Les déclarations du président de la République, prononcées le 23 juin à Moscou, confirment en tous les cas un net infléchissement de la politique étrangère à l’égard de la Turquie. En invitant son homologue Abdulah Gül à assister au match de football Arménie-Turquie, qui se déroulera le 6 septembre à Erevan, Serge Sarkissian a fait plus que tendre la main à la Turquie. Il banalise sciemment la nature du contentieux avec cet Etat et participe ainsi à une normalisation de son image dans le monde. Et ce, à un moment où, après le vote du 10 octobre de la commission des Affaires étrangères du Congrès américain sur le génocide, et surtout avec les prises de position actuelles de Barak Obama sur la question, les Etats-Unis prennent du recul à l’égard du nationalisme turc. Plus grave, en déclarant qu’il n’était « pas opposé à la création d’une commission d’experts arméno-turcs » sur les événements de 1915, qui pourrait être envisagée « seulement quand la frontière entre nos pays sera ouverte », Serge Sarkissian ne se contente pas de pratiquer une ouverture à l’endroit d’Ankara : il ouvre aussi une brèche dans le dispositif de défense dressé contre le négationnisme.
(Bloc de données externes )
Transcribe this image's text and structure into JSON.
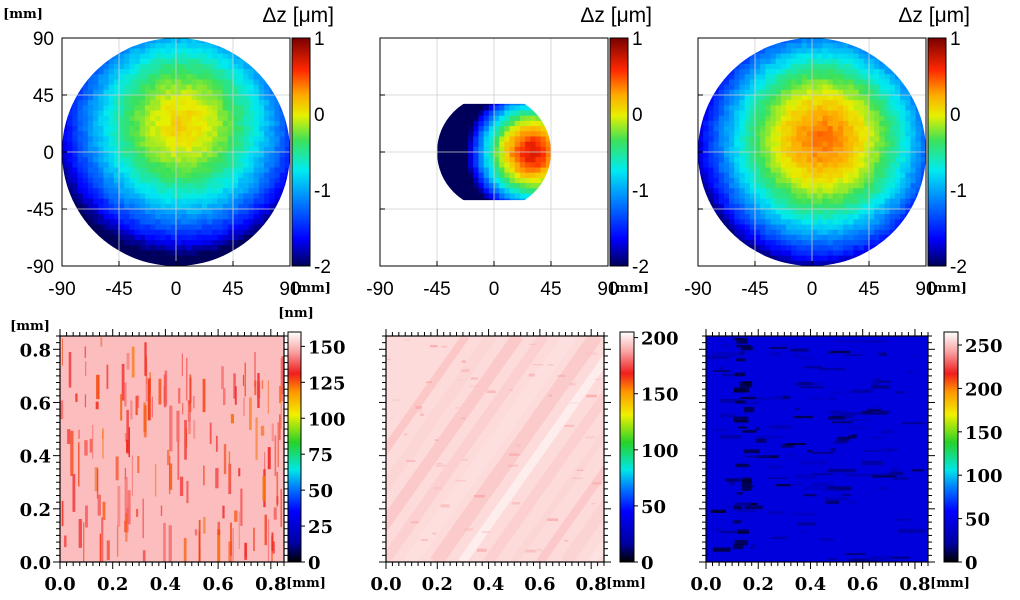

La proposition de créer une commission mixte d’historiens, formulée en 2005 par Erdogan, avait été rejetée à l’époque par Robert Kotcharian. Le précédent président lui avait répondu par une contre-proposition, préconisant la tenue d’un dialogue générale avec Ankara, sur l’ensemble du contentieux arméno-turc, mais non sur la seule partie afférente à l’histoire. Une position motivée par le fait qu’une structure chargée d’établir la vérité sur les évènements de 1915 induirait que la réalité du génocide – avérée et reconnu par nombre d’Etats en dépit des pressions constantes d’Ankara- serait donc sujette à caution. L’Association internationale des chercheurs sur le génocide, composée des plus grands spécialistes sur ce type de crime, avait pourtant adressé une mise en garde publique quant au caractère « malhonnête » de cette proposition turque. Dans une lettre ouverte envoyée à Tom Lantos, président du Congrès américain, datée du 5 octobre 2007, l’AICG écrivait qu’« une « commission d’historiens » ne ferait que servir les intérêts de ceux qui nient le génocide commis par les Turcs ». Se pourrait-il que Serge Sarkissian ignore les dangers de cette « offre » d’Erdogan, ou qu’il compose avec elle, en conditionnant toutefois son accord à une ouverture préalable de la frontière par Ankara ? Se pourrait-il qu’il entre dans ce jeu, qu’il accepte un « deal » de ce type, alors même que le masque du négationnisme turc est en train de tomber, non seulement au niveau international, avec la série de reconnaissances qui se sont produites aux quatre coins du monde ces dernières années, mais en Turquie même, sous la poussée d’un certain nombre d’intellectuels et de chercheurs ? A-t-il mesuré les conséquences d’une telle attitude par rapport aux « intérêts historiques » fondamentaux du peuple arménien ? Et, sans aller plus loin sur la signification philosophique et morale de ce style de posture, a-t-il songé, à plus court terme, à ses répercussions politiques possibles, au plan interne, jusque et y compris sur l’unité de sa propre coalition gouvernementale ? Comment réagira en effet la FRA Dachnakstoutioun, pour ne citer qu’elle, qui est en diaspora un des fers de lance de la lutte pour la reconnaissance du génocide ?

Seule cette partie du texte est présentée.